Major League Baseball and the MLB Players Association plan to meet again Tuesday after a Monday bargaining session led to the first sliver of progress between the sides since the league locked the players out Dec. 2, sources told ESPN on Monday.
In the face-to-face meeting that lasted about two hours, the union offered a broad proposal in which it dropped its request for age-based free agency and significantly cut the amount of revenue sharing it asked the league to funnel away from small-market teams, according to sources.

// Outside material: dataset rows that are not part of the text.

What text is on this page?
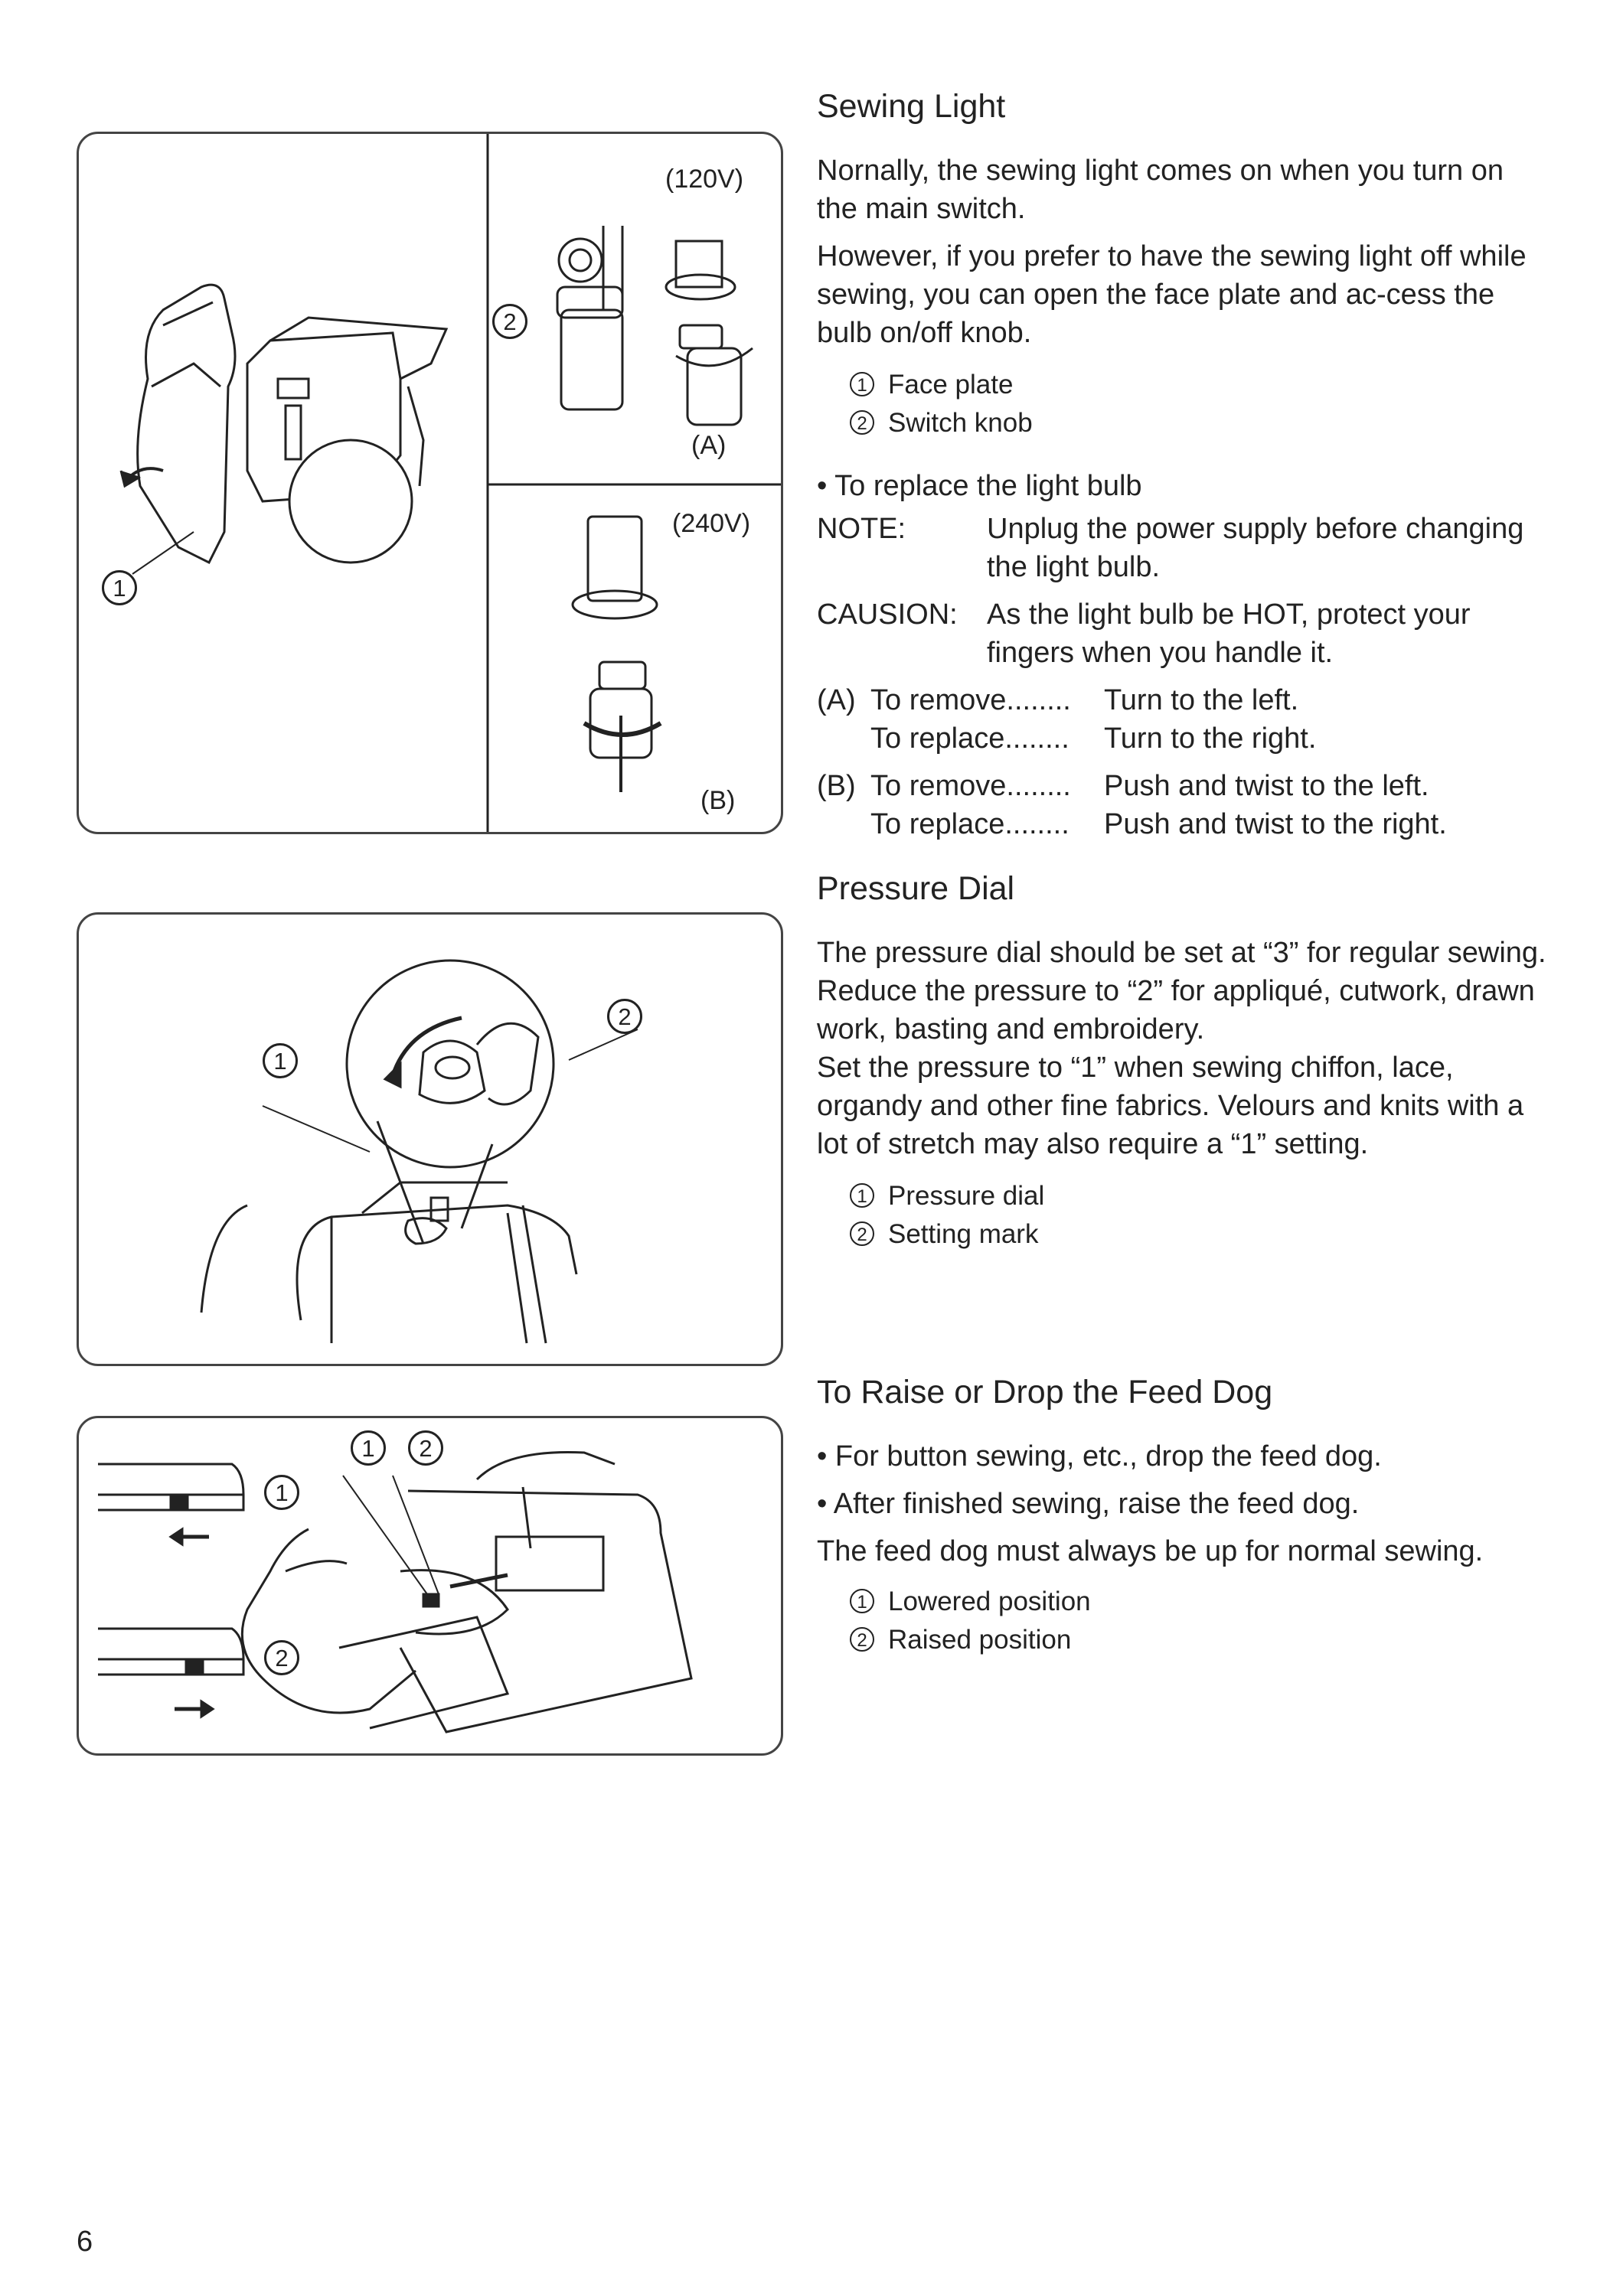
(120V)
(A)
(240V)
(B)
1
2
1
2
1
2
1	2
Sewing Light

Nornally, the sewing light comes on when you turn on the main switch.

However, if you prefer to have the sewing light off while sewing, you can open the face plate and ac-cess the bulb on/off knob.

1 Face plate
2 Switch knob
• To replace the light bulb
NOTE:	Unplug the power supply before changing the light bulb.
CAUSION:	As the light bulb be HOT, protect your fingers when you handle it.
(A)	To remove........	Turn to the left.
	To replace........	Turn to the right.
(B)	To remove........	Push and twist to the left.
	To replace........	Push and twist to the right.
Pressure Dial
The pressure dial should be set at “3” for regular sewing. Reduce the pressure to “2” for appliqué, cutwork, drawn work, basting and embroidery.
Set the pressure to “1” when sewing chiffon, lace, organdy and other fine fabrics. Velours and knits with a lot of stretch may also require a “1” setting.
1 Pressure dial
2 Setting mark
To Raise or Drop the Feed Dog

• For button sewing, etc., drop the feed dog.

• After finished sewing, raise the feed dog.

The feed dog must always be up for normal sewing.

1 Lowered position
2 Raised position
6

The day before the lockout, MLB had asked the union to remove three items from its list of desires: changing the six-year reserve period before free agency, lowering arbitration eligibility to two years and adjusting revenue sharing. When the MLBPA declined to do so, negotiations ended and the league implemented the lockout, the sport’s first work stoppage in more than a quarter century.
During Monday’s meeting, the union rejected three MLB proposals from the first post-lockout meeting between the sides 11 days ago, sources said. MLB offered a formula-based salary system for players between two and three years of service time, a draft-pick reward for success by players who started on Opening Day rosters and a slight tweak to a three-team draft lottery.
The players remained steadfast in a number of their positions Monday, sources said, including raising the minimum salary from $570,500 a year to $775,000, bumping the competitive balance tax threshold from $210 million to $245 million and instituting an eight-team draft lottery.
Dropping the request for age-based free agency, which would make some players eligible for free agency before the current six-year standard, helped set the stage for Tuesday’s meeting. The union also cut its request for the league to lessen the transfer revenue from $100 million to $30 million, according to sources.
The small meeting of four people from each party included MLB’s Dan Halem and the MLBPA’s Bruce Meyer, the lead negotiators, as well as longtime reliever and union leader Andrew Miller and Colorado Rockies owner Dick Monfort, who is head of the league’s labor relations committee.
Time is quickly becoming a factor in the negotiations, with spring training set to start in mid-February. While a delay of spring training is unlikely to significantly change the trajectory of talks, the specter of losing regular-season games — which begin March 31 — is expected to play a role.